The Finality of the Box
The debate often ignores the impact on the defendant as well. While the focus here is on the protection of abused women and girls, the principle of being tried by one’s peers is a universal safeguard. If we erode it for one group, we erode it for everyone.
A verdict delivered by a judge feels like a ruling. A verdict delivered by a jury feels like a truth.
Imagine the courtroom again. The evidence has been heard. The lawyers have finished their theatrics. The twelve strangers have spent hours, perhaps days, debating in a small, windowless room. They have argued. They have looked at the photos. They have re-read the transcripts.
When they walk back into the box, there is a pulse in the room. It is the heartbeat of a democracy. They are not there because they are experts in the law.
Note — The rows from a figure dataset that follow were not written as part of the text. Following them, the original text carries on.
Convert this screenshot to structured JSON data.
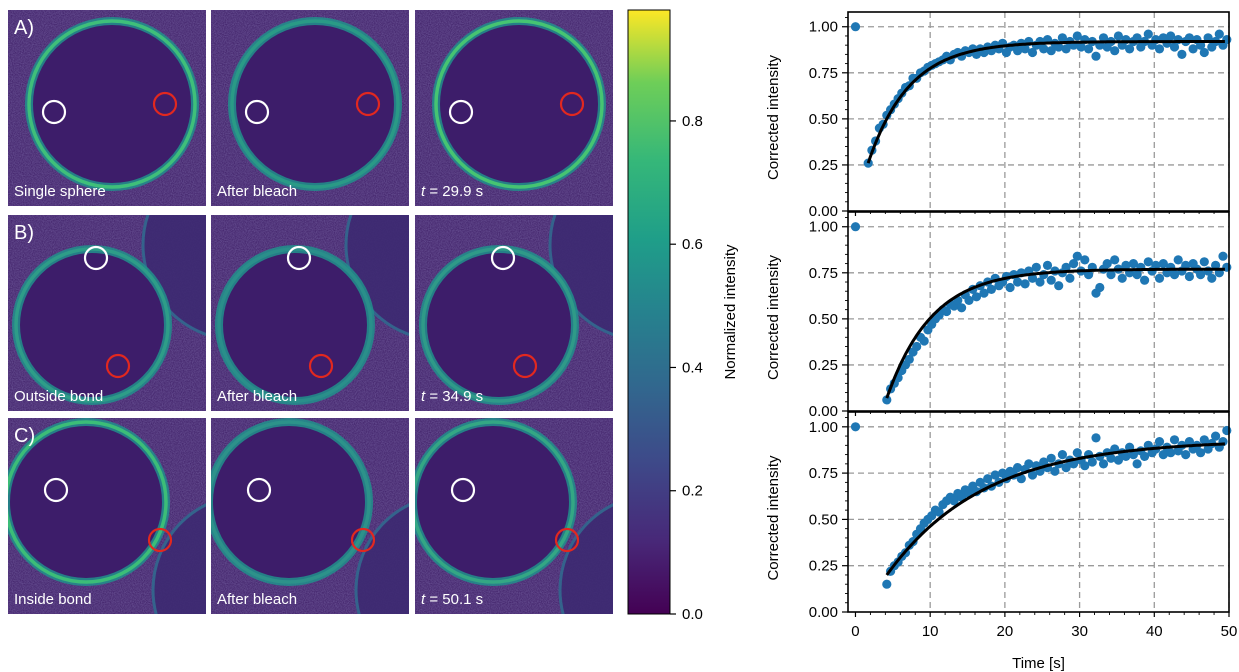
{
  "rows": [
    {
      "letter": "A)",
      "panels": [
        {
          "label": "Single sphere",
          "white_circle": "left",
          "red_circle": "right"
        },
        {
          "label": "After bleach"
        },
        {
          "label_t": "t",
          "label_rest": " = 29.9 s"
        }
      ]
    },
    {
      "letter": "B)",
      "panels": [
        {
          "label": "Outside bond"
        },
        {
          "label": "After bleach"
        },
        {
          "label_t": "t",
          "label_rest": " = 34.9 s"
        }
      ]
    },
    {
      "letter": "C)",
      "panels": [
        {
          "label": "Inside bond"
        },
        {
          "label": "After bleach"
        },
        {
          "label_t": "t",
          "label_rest": " = 50.1 s"
        }
      ]
    }
  ],
  "colorbar": {
    "label": "Normalized intensity",
    "ticks": [
      "0.0",
      "0.2",
      "0.4",
      "0.6",
      "0.8"
    ],
    "range": [
      0,
      0.98
    ],
    "colormap": "viridis"
  },
  "colors": {
    "point": "#1f77b4",
    "fit": "#000000",
    "white_marker": "#ffffff",
    "red_marker": "#e2281f"
  },
  "chart_data": [
    {
      "type": "scatter",
      "ylabel": "Corrected intensity",
      "xlim": [
        -1,
        50
      ],
      "ylim": [
        0,
        1.08
      ],
      "xticks": [
        0,
        10,
        20,
        30,
        40,
        50
      ],
      "yticks": [
        "0.00",
        "0.25",
        "0.50",
        "0.75",
        "1.00"
      ],
      "grid": true,
      "fit": {
        "plateau": 0.92,
        "start": 0.26,
        "t0": 1.7,
        "tau": 5.5
      },
      "points": [
        [
          0,
          1.0
        ],
        [
          1.7,
          0.26
        ],
        [
          2.2,
          0.33
        ],
        [
          2.7,
          0.38
        ],
        [
          3.2,
          0.45
        ],
        [
          3.7,
          0.47
        ],
        [
          4.2,
          0.52
        ],
        [
          4.7,
          0.55
        ],
        [
          5.2,
          0.58
        ],
        [
          5.7,
          0.61
        ],
        [
          6.2,
          0.64
        ],
        [
          6.7,
          0.67
        ],
        [
          7.2,
          0.68
        ],
        [
          7.7,
          0.72
        ],
        [
          8.2,
          0.72
        ],
        [
          8.7,
          0.75
        ],
        [
          9.2,
          0.76
        ],
        [
          9.7,
          0.78
        ],
        [
          10.2,
          0.79
        ],
        [
          10.7,
          0.8
        ],
        [
          11.2,
          0.81
        ],
        [
          11.7,
          0.82
        ],
        [
          12.2,
          0.84
        ],
        [
          12.7,
          0.82
        ],
        [
          13.2,
          0.85
        ],
        [
          13.7,
          0.86
        ],
        [
          14.2,
          0.84
        ],
        [
          14.7,
          0.87
        ],
        [
          15.2,
          0.86
        ],
        [
          15.7,
          0.88
        ],
        [
          16.2,
          0.85
        ],
        [
          16.7,
          0.88
        ],
        [
          17.2,
          0.86
        ],
        [
          17.7,
          0.89
        ],
        [
          18.2,
          0.87
        ],
        [
          18.7,
          0.9
        ],
        [
          19.2,
          0.88
        ],
        [
          19.7,
          0.91
        ],
        [
          20.2,
          0.86
        ],
        [
          20.7,
          0.89
        ],
        [
          21.2,
          0.9
        ],
        [
          21.7,
          0.87
        ],
        [
          22.2,
          0.91
        ],
        [
          22.7,
          0.88
        ],
        [
          23.2,
          0.92
        ],
        [
          23.7,
          0.86
        ],
        [
          24.2,
          0.9
        ],
        [
          24.7,
          0.92
        ],
        [
          25.2,
          0.88
        ],
        [
          25.7,
          0.93
        ],
        [
          26.2,
          0.87
        ],
        [
          26.7,
          0.91
        ],
        [
          27.2,
          0.89
        ],
        [
          27.7,
          0.94
        ],
        [
          28.2,
          0.88
        ],
        [
          28.7,
          0.92
        ],
        [
          29.2,
          0.9
        ],
        [
          29.7,
          0.95
        ],
        [
          30.2,
          0.89
        ],
        [
          30.7,
          0.93
        ],
        [
          31.2,
          0.88
        ],
        [
          31.7,
          0.92
        ],
        [
          32.2,
          0.84
        ],
        [
          32.7,
          0.9
        ],
        [
          33.2,
          0.94
        ],
        [
          33.7,
          0.89
        ],
        [
          34.2,
          0.92
        ],
        [
          34.7,
          0.87
        ],
        [
          35.2,
          0.95
        ],
        [
          35.7,
          0.9
        ],
        [
          36.2,
          0.93
        ],
        [
          36.7,
          0.88
        ],
        [
          37.2,
          0.92
        ],
        [
          37.7,
          0.94
        ],
        [
          38.2,
          0.89
        ],
        [
          38.7,
          0.92
        ],
        [
          39.2,
          0.96
        ],
        [
          39.7,
          0.9
        ],
        [
          40.2,
          0.93
        ],
        [
          40.7,
          0.88
        ],
        [
          41.2,
          0.94
        ],
        [
          41.7,
          0.91
        ],
        [
          42.2,
          0.95
        ],
        [
          42.7,
          0.89
        ],
        [
          43.2,
          0.93
        ],
        [
          43.7,
          0.85
        ],
        [
          44.2,
          0.92
        ],
        [
          44.7,
          0.94
        ],
        [
          45.2,
          0.88
        ],
        [
          45.7,
          0.93
        ],
        [
          46.2,
          0.9
        ],
        [
          46.7,
          0.86
        ],
        [
          47.2,
          0.94
        ],
        [
          47.7,
          0.89
        ],
        [
          48.2,
          0.92
        ],
        [
          48.7,
          0.96
        ],
        [
          49.2,
          0.9
        ],
        [
          49.7,
          0.93
        ]
      ]
    },
    {
      "type": "scatter",
      "ylabel": "Corrected intensity",
      "xlim": [
        -1,
        50
      ],
      "ylim": [
        0,
        1.08
      ],
      "xticks": [
        0,
        10,
        20,
        30,
        40,
        50
      ],
      "yticks": [
        "0.00",
        "0.25",
        "0.50",
        "0.75",
        "1.00"
      ],
      "grid": true,
      "fit": {
        "plateau": 0.77,
        "start": 0.07,
        "t0": 4.2,
        "tau": 6.0
      },
      "points": [
        [
          0,
          1.0
        ],
        [
          4.2,
          0.06
        ],
        [
          4.7,
          0.12
        ],
        [
          5.2,
          0.15
        ],
        [
          5.7,
          0.18
        ],
        [
          6.2,
          0.22
        ],
        [
          6.7,
          0.25
        ],
        [
          7.2,
          0.28
        ],
        [
          7.7,
          0.32
        ],
        [
          8.2,
          0.35
        ],
        [
          8.7,
          0.4
        ],
        [
          9.2,
          0.38
        ],
        [
          9.7,
          0.44
        ],
        [
          10.2,
          0.47
        ],
        [
          10.7,
          0.5
        ],
        [
          11.2,
          0.52
        ],
        [
          11.7,
          0.55
        ],
        [
          12.2,
          0.54
        ],
        [
          12.7,
          0.58
        ],
        [
          13.2,
          0.57
        ],
        [
          13.7,
          0.6
        ],
        [
          14.2,
          0.56
        ],
        [
          14.7,
          0.63
        ],
        [
          15.2,
          0.6
        ],
        [
          15.7,
          0.66
        ],
        [
          16.2,
          0.62
        ],
        [
          16.7,
          0.68
        ],
        [
          17.2,
          0.64
        ],
        [
          17.7,
          0.7
        ],
        [
          18.2,
          0.66
        ],
        [
          18.7,
          0.72
        ],
        [
          19.2,
          0.68
        ],
        [
          19.7,
          0.7
        ],
        [
          20.2,
          0.73
        ],
        [
          20.7,
          0.67
        ],
        [
          21.2,
          0.74
        ],
        [
          21.7,
          0.7
        ],
        [
          22.2,
          0.75
        ],
        [
          22.7,
          0.69
        ],
        [
          23.2,
          0.76
        ],
        [
          23.7,
          0.72
        ],
        [
          24.2,
          0.78
        ],
        [
          24.7,
          0.7
        ],
        [
          25.2,
          0.74
        ],
        [
          25.7,
          0.79
        ],
        [
          26.2,
          0.71
        ],
        [
          26.7,
          0.76
        ],
        [
          27.2,
          0.68
        ],
        [
          27.7,
          0.75
        ],
        [
          28.2,
          0.78
        ],
        [
          28.7,
          0.72
        ],
        [
          29.2,
          0.8
        ],
        [
          29.7,
          0.84
        ],
        [
          30.2,
          0.76
        ],
        [
          30.7,
          0.82
        ],
        [
          31.2,
          0.74
        ],
        [
          31.7,
          0.78
        ],
        [
          32.2,
          0.64
        ],
        [
          32.7,
          0.67
        ],
        [
          33.2,
          0.77
        ],
        [
          33.7,
          0.8
        ],
        [
          34.2,
          0.74
        ],
        [
          34.7,
          0.82
        ],
        [
          35.2,
          0.77
        ],
        [
          35.7,
          0.72
        ],
        [
          36.2,
          0.79
        ],
        [
          36.7,
          0.75
        ],
        [
          37.2,
          0.8
        ],
        [
          37.7,
          0.74
        ],
        [
          38.2,
          0.78
        ],
        [
          38.7,
          0.71
        ],
        [
          39.2,
          0.81
        ],
        [
          39.7,
          0.76
        ],
        [
          40.2,
          0.79
        ],
        [
          40.7,
          0.72
        ],
        [
          41.2,
          0.8
        ],
        [
          41.7,
          0.75
        ],
        [
          42.2,
          0.78
        ],
        [
          42.7,
          0.74
        ],
        [
          43.2,
          0.82
        ],
        [
          43.7,
          0.76
        ],
        [
          44.2,
          0.79
        ],
        [
          44.7,
          0.73
        ],
        [
          45.2,
          0.8
        ],
        [
          45.7,
          0.77
        ],
        [
          46.2,
          0.74
        ],
        [
          46.7,
          0.81
        ],
        [
          47.2,
          0.76
        ],
        [
          47.7,
          0.72
        ],
        [
          48.2,
          0.79
        ],
        [
          48.7,
          0.75
        ],
        [
          49.2,
          0.84
        ],
        [
          49.7,
          0.78
        ]
      ]
    },
    {
      "type": "scatter",
      "ylabel": "Corrected intensity",
      "xlabel": "Time [s]",
      "xlim": [
        -1,
        50
      ],
      "ylim": [
        0,
        1.08
      ],
      "xticks": [
        0,
        10,
        20,
        30,
        40,
        50
      ],
      "yticks": [
        "0.00",
        "0.25",
        "0.50",
        "0.75",
        "1.00"
      ],
      "grid": true,
      "fit": {
        "plateau": 0.93,
        "start": 0.2,
        "t0": 4.2,
        "tau": 13.0
      },
      "points": [
        [
          0,
          1.0
        ],
        [
          4.2,
          0.15
        ],
        [
          4.7,
          0.22
        ],
        [
          5.2,
          0.25
        ],
        [
          5.7,
          0.27
        ],
        [
          6.2,
          0.3
        ],
        [
          6.7,
          0.32
        ],
        [
          7.2,
          0.36
        ],
        [
          7.7,
          0.38
        ],
        [
          8.2,
          0.42
        ],
        [
          8.7,
          0.45
        ],
        [
          9.2,
          0.48
        ],
        [
          9.7,
          0.5
        ],
        [
          10.2,
          0.52
        ],
        [
          10.7,
          0.55
        ],
        [
          11.2,
          0.54
        ],
        [
          11.7,
          0.58
        ],
        [
          12.2,
          0.6
        ],
        [
          12.7,
          0.62
        ],
        [
          13.2,
          0.6
        ],
        [
          13.7,
          0.64
        ],
        [
          14.2,
          0.62
        ],
        [
          14.7,
          0.66
        ],
        [
          15.2,
          0.64
        ],
        [
          15.7,
          0.68
        ],
        [
          16.2,
          0.65
        ],
        [
          16.7,
          0.7
        ],
        [
          17.2,
          0.67
        ],
        [
          17.7,
          0.72
        ],
        [
          18.2,
          0.68
        ],
        [
          18.7,
          0.74
        ],
        [
          19.2,
          0.7
        ],
        [
          19.7,
          0.75
        ],
        [
          20.2,
          0.72
        ],
        [
          20.7,
          0.76
        ],
        [
          21.2,
          0.74
        ],
        [
          21.7,
          0.78
        ],
        [
          22.2,
          0.72
        ],
        [
          22.7,
          0.77
        ],
        [
          23.2,
          0.8
        ],
        [
          23.7,
          0.74
        ],
        [
          24.2,
          0.79
        ],
        [
          24.7,
          0.76
        ],
        [
          25.2,
          0.81
        ],
        [
          25.7,
          0.78
        ],
        [
          26.2,
          0.83
        ],
        [
          26.7,
          0.76
        ],
        [
          27.2,
          0.8
        ],
        [
          27.7,
          0.85
        ],
        [
          28.2,
          0.78
        ],
        [
          28.7,
          0.82
        ],
        [
          29.2,
          0.8
        ],
        [
          29.7,
          0.86
        ],
        [
          30.2,
          0.82
        ],
        [
          30.7,
          0.79
        ],
        [
          31.2,
          0.85
        ],
        [
          31.7,
          0.81
        ],
        [
          32.2,
          0.94
        ],
        [
          32.7,
          0.84
        ],
        [
          33.2,
          0.8
        ],
        [
          33.7,
          0.86
        ],
        [
          34.2,
          0.83
        ],
        [
          34.7,
          0.88
        ],
        [
          35.2,
          0.82
        ],
        [
          35.7,
          0.86
        ],
        [
          36.2,
          0.84
        ],
        [
          36.7,
          0.89
        ],
        [
          37.2,
          0.85
        ],
        [
          37.7,
          0.8
        ],
        [
          38.2,
          0.87
        ],
        [
          38.7,
          0.84
        ],
        [
          39.2,
          0.9
        ],
        [
          39.7,
          0.86
        ],
        [
          40.2,
          0.88
        ],
        [
          40.7,
          0.92
        ],
        [
          41.2,
          0.85
        ],
        [
          41.7,
          0.89
        ],
        [
          42.2,
          0.86
        ],
        [
          42.7,
          0.93
        ],
        [
          43.2,
          0.87
        ],
        [
          43.7,
          0.9
        ],
        [
          44.2,
          0.85
        ],
        [
          44.7,
          0.92
        ],
        [
          45.2,
          0.88
        ],
        [
          45.7,
          0.9
        ],
        [
          46.2,
          0.86
        ],
        [
          46.7,
          0.93
        ],
        [
          47.2,
          0.88
        ],
        [
          47.7,
          0.91
        ],
        [
          48.2,
          0.95
        ],
        [
          48.7,
          0.89
        ],
        [
          49.2,
          0.92
        ],
        [
          49.7,
          0.98
        ]
      ]
    }
  ]
}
They are there because they are experts in being human.
To remove them is to say that the human element no longer matters. It is to say that we would rather have a fast answer than a right one. It is to tell the woman on the stand that her community doesn't need to hear her story—that a bureaucrat can check the boxes just as well.
But justice isn't a box to be checked. It is a weight to be carried. And twelve pairs of shoulders are always stronger than one.
The door to the jury room swings open. The foreman stands. The rustle of paper sounds like a thunderclap in the absolute stillness. In that moment, the entire history of a civilization’s commitment to fairness is distilled into a single person’s voice.
If we lose that, we don't just lose a trial. We lose the only thing that makes the law more than just words on a page. We lose the light that the strangers bring into the room.